Coding Horror

programming and human factors

Don't Go Dark

Ben Collins-Sussman on programmer insecurity:

What do you do when somebody shows up to an open source project with a gigantic new feature that took months to write? Who has the time to review thousands of lines of code? What if there was a bad design decision made early in the process -- does it even make sense to point it out? Dropping code-bombs on communities is rarely good for the project: the team is either forced to reject it outright, or accept it and deal with a giant opaque blob that is hard to understand, change, or maintain. It moves the project decidedly in one direction without much discussion or consensus.

And yet over and over, I'm gathering stories that point to the fact that programmers do not want to write code out in the open. Programmers don't want their peers to see mistakes or failures. They want to work privately, in a cave, then spring "perfect" code on their community, as if no mistakes had ever been made.

hidden behind a window

I don't think it's hubris so much as fear of embarrassment. Rather than think of programming as an inherently social activity, most coders seem to treat it as an arena for personal heroics, and will do anything to protect that myth. They're fine with sharing code, as long as they present themselves as infallible, it seems. Maybe it's just human nature.

Ben's talking about open source development, but this anti-pattern exists in commercial software development, too. The very same phenomenon is documented in Jim McCarthy's 1995 book Dynamics of Software Development. It's presented as Rule #30: Don't go dark.

You have to manage the granularity of development tasks in such a way that you emerge with visible deliverables over short intervals. In our group, we argue back and forth over how big the intervals should be: five days, ten days, three weeks? In our world, three weeks is going dark.

I don't know what's appropriate for your world, but we want team members to have contracts with the other parts of the team so that they surface pretty often with visible components. When somebody surfaces and the deliverable isn't done, we know right away. We know that this week we slipped one day. That's worth knowing, much better than getting to the end of the project and observing, "Oh, we slipped six months!" At that point it's too late to even bother counting up how much you've slipped.

Rule #30 is directly followed by a related rule, Rule #31: Beware of a guy in a room.

Specialist developers who lock themselves away in a room, who go dark for long stretches, are anathema to shipping great software on time. No matter how brilliant a developer might be, don't give the developer a significant assignment unless he or she understands and buys into the type of development program you intend to run. The brilliant developer must be capable of performing on a team, making his work visible in modest increments and subjecting it to scrutiny as it matures. Some people find this intolerable, and although there is a role for people of this disposition in the software world, it is not as a part of a team devoted to shipping great software on time.

This is easier to deal with in the workplace, because you typically have some kind of (theoretically) rational project management in place, and everyone works under the same umbrella.

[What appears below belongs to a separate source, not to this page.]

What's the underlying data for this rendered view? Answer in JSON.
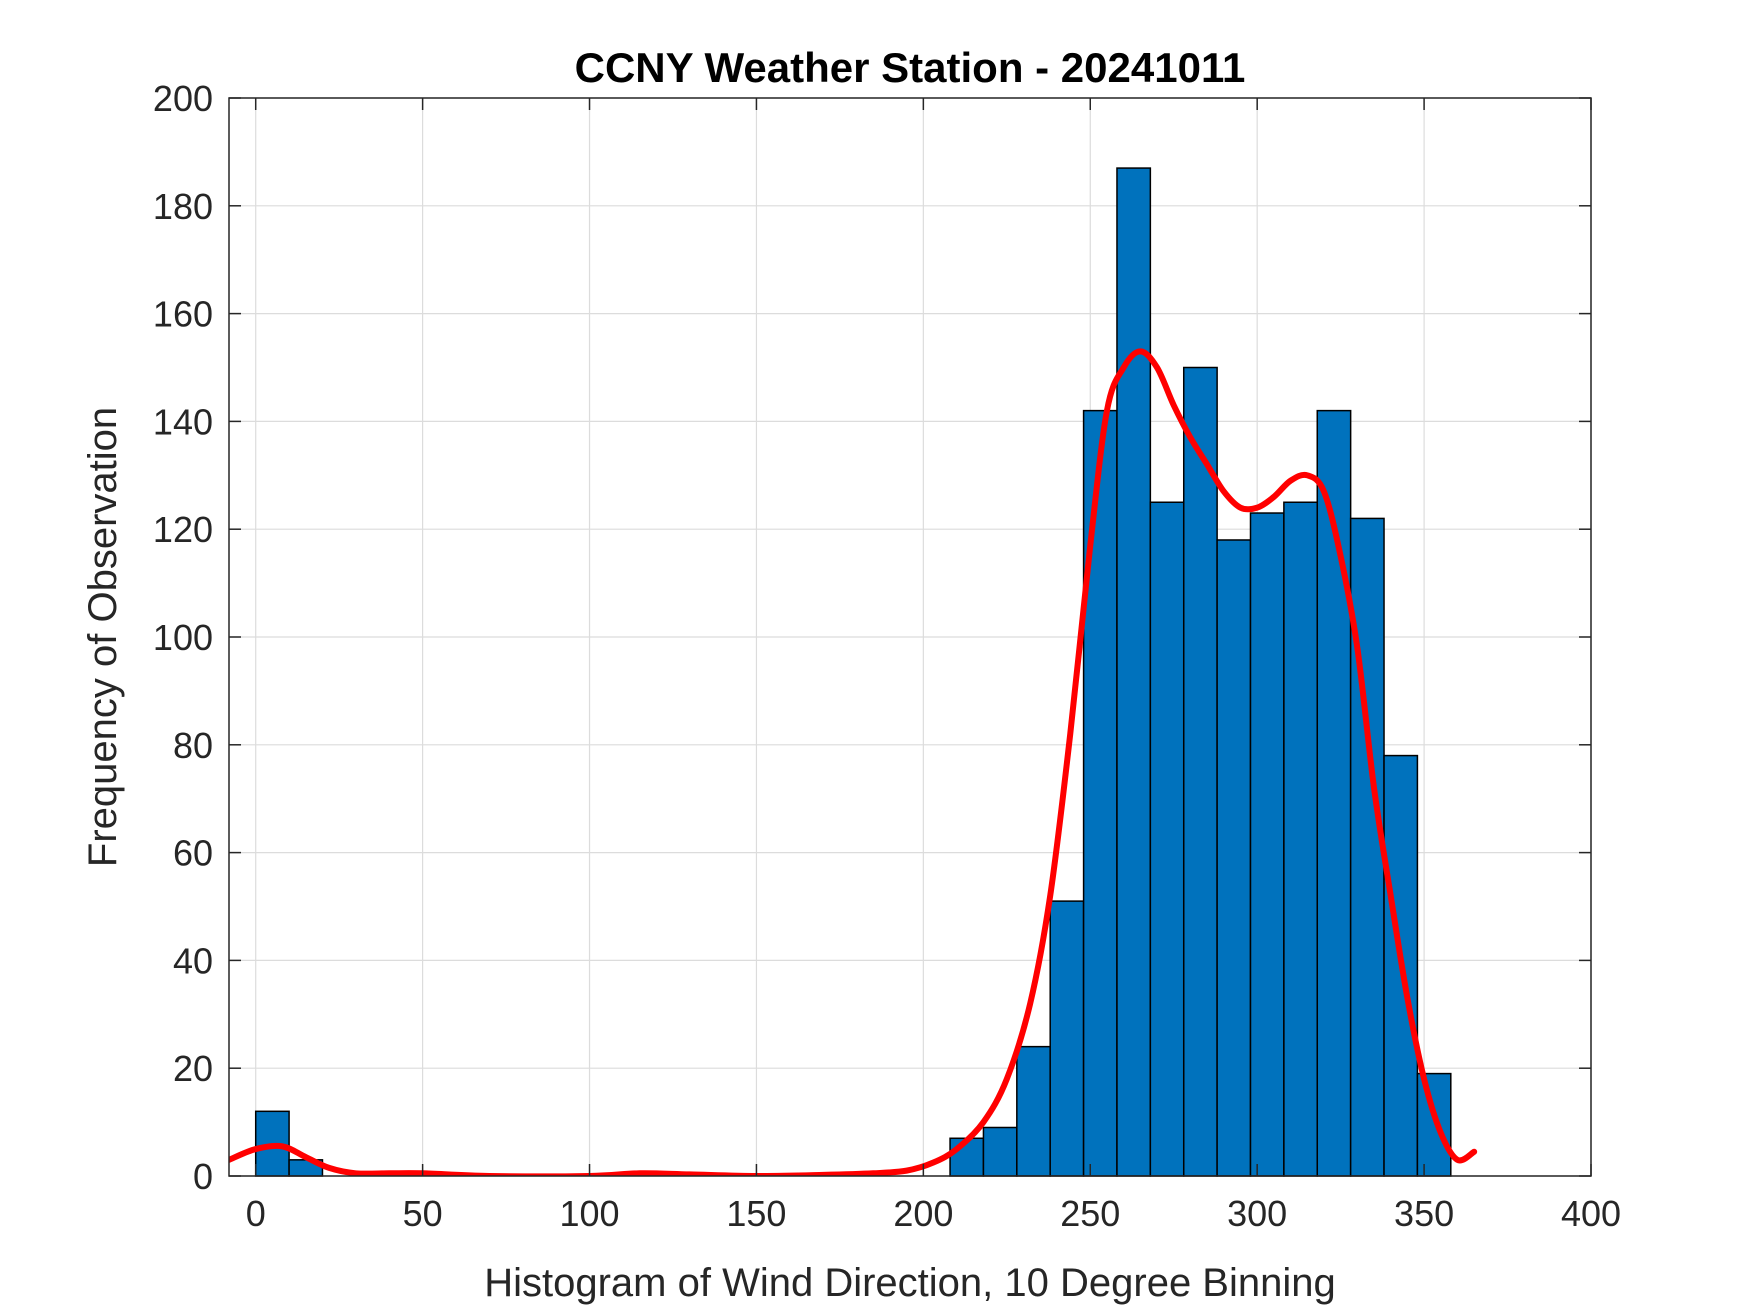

It's effectively impossible to go dark if you're practicing any form of agile software development. For example, Ron Jeffries borrowed this concept from Jim McCarthy's book and codified it into extreme programming lore. Tasks are always sliced up so they fit into a single iteration, and you never let them spill over into multiple iterations. You'll always have something to show at the end of each iteration. You can't go dark without quitting the project or, perhaps, your job.

An open source project is a very different animal. It's a motley collection of widely distributed, loosely coupled volunteers. There's no project manager breathing down your neck, urging you to break your work into short, shareable increments. The risk of going dark is severe. The burden of proof falls on the individual developers, not only to make their work on the project visible in modest increments, but also to get over their code insecurity and share their in-progress code with other people working on the project. How do you expect your fellow coders to take you seriously if you aren't regularly showing them code? It's the only form of currency that matters on an open source project.

Don't go dark. Don't be that guy in the room. Hiding your code until it's "done" may feel safer, but it isn't. Sharing your ongoing code with your coworkers is scary, much less the world -- but it also results in feedback and communication that will improve your code and draw you closer to the project you're working on. And isn't that why we all write code in the first place?